Pascagoula, Mississippi

The shipyard where Linda Kohl works during World War II in The Mansion is in a real Mississippi town on the Gulf of Mexico. Historically, Pascagoula is part of an important military-industrial complex that includes the U.S. Naval Station Pascagoula on Singing River Island and the Ingalls Shipbuilding Corporation on the east bank of the Pascagoula River. In addition to the shipyard, the narrative includes the beach, the hotel where Linda and Gavin Stevens stay in separate rooms, and a "joint . . . with the radio going full blast" where they eat supper (276).

Ratliff's House in Jefferson in The Mansion (Location)

In The Hamlet, Ratliff lives with his sister. In The Mansion, however, it appears that his bachelordom is inviolable apart from the occasional dinners he prepares for Gavin Stevens and Chick Mallison. Whereas there is virtually no detail in the earlier novel, in this novel Faulkner provides rich description about the location's interior layout and governing aesthetics.

Jefferson Negro Church in The Mansion (Location)

The Negro "Sunday School" that Linda Snopes Kohl teaches at after her return from Spain (104) meets in "one of the Negro churches" in Jefferson (254). The Mansion does not specify the church's location; we have placed in near the Negro section of town that the novel refers to elsewhere.

Jakeleg Wattman's Fishing Camp in The Mansion (Location)

This "so-called" fishing camp is located at Wylie's Crossing (244). Jakeleg sells bootleg whiskey from his "notorious riverbottom joint" (245). Whenever it was raided during prohibition, he would move it "one mile deeper" into the bottom (244). Consequently, Jakeleg keeps the store purposefully "unpainted" so that he can dismantle its structure at any time.

Jakeleg Wattman's Fishing Camp

In The Mansion this "so-called" fishing camp is located at Wylie's Crossing on the Tallahatchie River (244). Jakeleg sells bootleg whiskey from his "notorious riverbottom joint" (245). Alcohol cannot legally be sold in Faulkner's Mississippi; whenever this "joint" was raided Wattman would move it "one mile deeper" into the bottom (244). Consequently, he keeps the store purposefully "unpainted" so that he can dismantle it quickly.

Sartoris Plantation in The Mansion (Location)

The Sartoris plantation is one of the central locations in Faulkner's Yoknapatawpha fictions. Described in great detail in Flags in the Dust, it appears in The Mansion simply as "Sartoris," a place where Chick Mallison is planning to go to shoot quail (228).

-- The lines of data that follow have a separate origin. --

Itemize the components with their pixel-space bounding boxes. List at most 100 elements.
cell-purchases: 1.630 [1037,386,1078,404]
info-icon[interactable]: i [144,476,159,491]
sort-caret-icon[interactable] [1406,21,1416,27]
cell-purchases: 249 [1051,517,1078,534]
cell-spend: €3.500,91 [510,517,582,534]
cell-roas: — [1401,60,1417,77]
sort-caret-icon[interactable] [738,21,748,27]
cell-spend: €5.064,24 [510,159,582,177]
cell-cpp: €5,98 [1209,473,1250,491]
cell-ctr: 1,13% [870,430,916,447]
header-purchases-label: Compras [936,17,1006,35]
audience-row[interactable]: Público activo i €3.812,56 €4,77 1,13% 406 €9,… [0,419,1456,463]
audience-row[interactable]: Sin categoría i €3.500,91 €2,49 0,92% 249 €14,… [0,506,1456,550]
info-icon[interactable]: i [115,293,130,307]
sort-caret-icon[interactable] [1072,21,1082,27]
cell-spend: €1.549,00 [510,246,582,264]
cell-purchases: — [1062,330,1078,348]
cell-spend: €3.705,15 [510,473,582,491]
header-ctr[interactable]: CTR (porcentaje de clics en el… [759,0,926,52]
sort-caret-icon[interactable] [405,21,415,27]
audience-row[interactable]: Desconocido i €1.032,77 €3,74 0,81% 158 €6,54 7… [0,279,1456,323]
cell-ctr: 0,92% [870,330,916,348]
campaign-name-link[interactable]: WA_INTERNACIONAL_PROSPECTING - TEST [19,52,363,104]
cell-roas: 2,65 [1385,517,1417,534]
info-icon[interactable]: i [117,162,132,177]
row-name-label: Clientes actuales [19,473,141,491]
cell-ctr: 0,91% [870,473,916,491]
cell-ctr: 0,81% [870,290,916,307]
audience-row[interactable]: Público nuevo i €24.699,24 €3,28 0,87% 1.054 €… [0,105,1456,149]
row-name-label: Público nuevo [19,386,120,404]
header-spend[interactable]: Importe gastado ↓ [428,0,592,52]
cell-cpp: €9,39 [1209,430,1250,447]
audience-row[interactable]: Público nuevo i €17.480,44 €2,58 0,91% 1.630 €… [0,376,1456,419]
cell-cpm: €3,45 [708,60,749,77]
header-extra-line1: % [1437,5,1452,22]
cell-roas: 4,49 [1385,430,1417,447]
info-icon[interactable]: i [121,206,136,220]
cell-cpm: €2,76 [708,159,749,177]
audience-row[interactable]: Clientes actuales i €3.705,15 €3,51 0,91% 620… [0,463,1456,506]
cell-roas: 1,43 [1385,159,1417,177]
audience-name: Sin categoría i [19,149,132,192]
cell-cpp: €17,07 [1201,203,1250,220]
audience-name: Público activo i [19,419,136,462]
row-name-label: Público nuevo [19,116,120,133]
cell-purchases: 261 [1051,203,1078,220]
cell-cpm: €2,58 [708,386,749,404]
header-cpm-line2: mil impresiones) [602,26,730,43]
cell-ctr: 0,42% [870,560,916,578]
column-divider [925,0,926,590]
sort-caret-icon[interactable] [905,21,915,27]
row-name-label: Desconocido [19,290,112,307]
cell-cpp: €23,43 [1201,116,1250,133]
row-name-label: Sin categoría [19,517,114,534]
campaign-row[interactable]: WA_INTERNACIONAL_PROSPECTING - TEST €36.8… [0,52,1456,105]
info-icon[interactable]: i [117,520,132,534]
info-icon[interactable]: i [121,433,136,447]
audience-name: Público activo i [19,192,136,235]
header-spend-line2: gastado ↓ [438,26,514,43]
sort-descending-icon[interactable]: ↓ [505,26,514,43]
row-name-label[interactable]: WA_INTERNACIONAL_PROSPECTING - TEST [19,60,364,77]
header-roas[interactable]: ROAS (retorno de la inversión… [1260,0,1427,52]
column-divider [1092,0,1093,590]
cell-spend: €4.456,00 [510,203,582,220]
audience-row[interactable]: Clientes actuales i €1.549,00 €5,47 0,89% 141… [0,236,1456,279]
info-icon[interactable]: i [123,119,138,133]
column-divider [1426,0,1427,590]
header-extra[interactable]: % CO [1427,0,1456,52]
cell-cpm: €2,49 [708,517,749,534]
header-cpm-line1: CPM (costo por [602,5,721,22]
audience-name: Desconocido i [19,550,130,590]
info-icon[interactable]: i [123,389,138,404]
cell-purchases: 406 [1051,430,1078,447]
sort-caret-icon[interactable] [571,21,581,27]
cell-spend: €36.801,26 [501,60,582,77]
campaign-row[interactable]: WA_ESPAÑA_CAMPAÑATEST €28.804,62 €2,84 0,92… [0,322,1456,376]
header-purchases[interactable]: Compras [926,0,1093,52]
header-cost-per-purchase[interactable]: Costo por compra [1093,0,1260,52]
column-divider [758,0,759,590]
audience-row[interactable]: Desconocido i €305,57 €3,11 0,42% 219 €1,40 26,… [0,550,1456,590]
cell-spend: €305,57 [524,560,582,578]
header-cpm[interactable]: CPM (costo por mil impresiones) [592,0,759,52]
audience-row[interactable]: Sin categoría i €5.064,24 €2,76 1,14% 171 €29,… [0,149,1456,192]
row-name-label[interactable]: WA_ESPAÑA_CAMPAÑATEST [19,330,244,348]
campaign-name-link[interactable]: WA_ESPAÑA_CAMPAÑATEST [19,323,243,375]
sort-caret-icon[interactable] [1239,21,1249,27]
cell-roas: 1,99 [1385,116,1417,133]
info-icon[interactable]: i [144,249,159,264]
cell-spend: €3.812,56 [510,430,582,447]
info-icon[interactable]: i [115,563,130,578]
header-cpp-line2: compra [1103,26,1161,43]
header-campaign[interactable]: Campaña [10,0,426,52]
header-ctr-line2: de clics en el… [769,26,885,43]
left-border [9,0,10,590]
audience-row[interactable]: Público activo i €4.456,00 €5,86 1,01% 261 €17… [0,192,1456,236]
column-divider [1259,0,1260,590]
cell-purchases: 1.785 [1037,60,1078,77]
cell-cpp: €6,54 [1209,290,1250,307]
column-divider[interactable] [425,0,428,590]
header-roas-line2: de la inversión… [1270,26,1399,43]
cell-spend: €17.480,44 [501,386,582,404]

Backus-Harriss Plantation in The Mansion (Location)

In the past the Backus estate, called Rose Hill (392), was one of the "biggest plantations two or three miles from town," but it falls into disrepair (217). Once Melisandre marries Harriss, the estate is extravagantly remodelled. Indeed, "what had been just a simple familiar red-ink north Mississippi cotton plantation" is "changed into a Virginia or Long Island horse farm, with miles of white panel fence" and "white stables with electric light and steam heat and running water and butlers and footmen for the horses." With Harriss' death, the estate falls again into decline.

Miss Vaiden Wyott

Miss Vaiden Wyott is the second grade teacher who encourages and advises Wallstreet Panic Snopes throughout his public school education and beyond. She is a descendant of an old Yoknapatawpha family, but after teaching in Jefferson for a decade she decides "to accept a position in a school in Bristol, Virginia" (154).

Unnamed Jefferson Mothers

The "mothers" of Jefferson appear as a distinct group several times in the novel. They bring their little children to the kindergarten class in which Wallstreet Panic and Admiral Dewey Snopes are already enrolled, for example. We also use this entry to refer to the larger group that Gavin refers to as "Southern mothers" - who want "their daughters" to attend college in Virginia (221).

Unnamed Board of Directors of Sartoris Bank

The bank's board of directors meets during the Byron Snopes embezzlement crisis.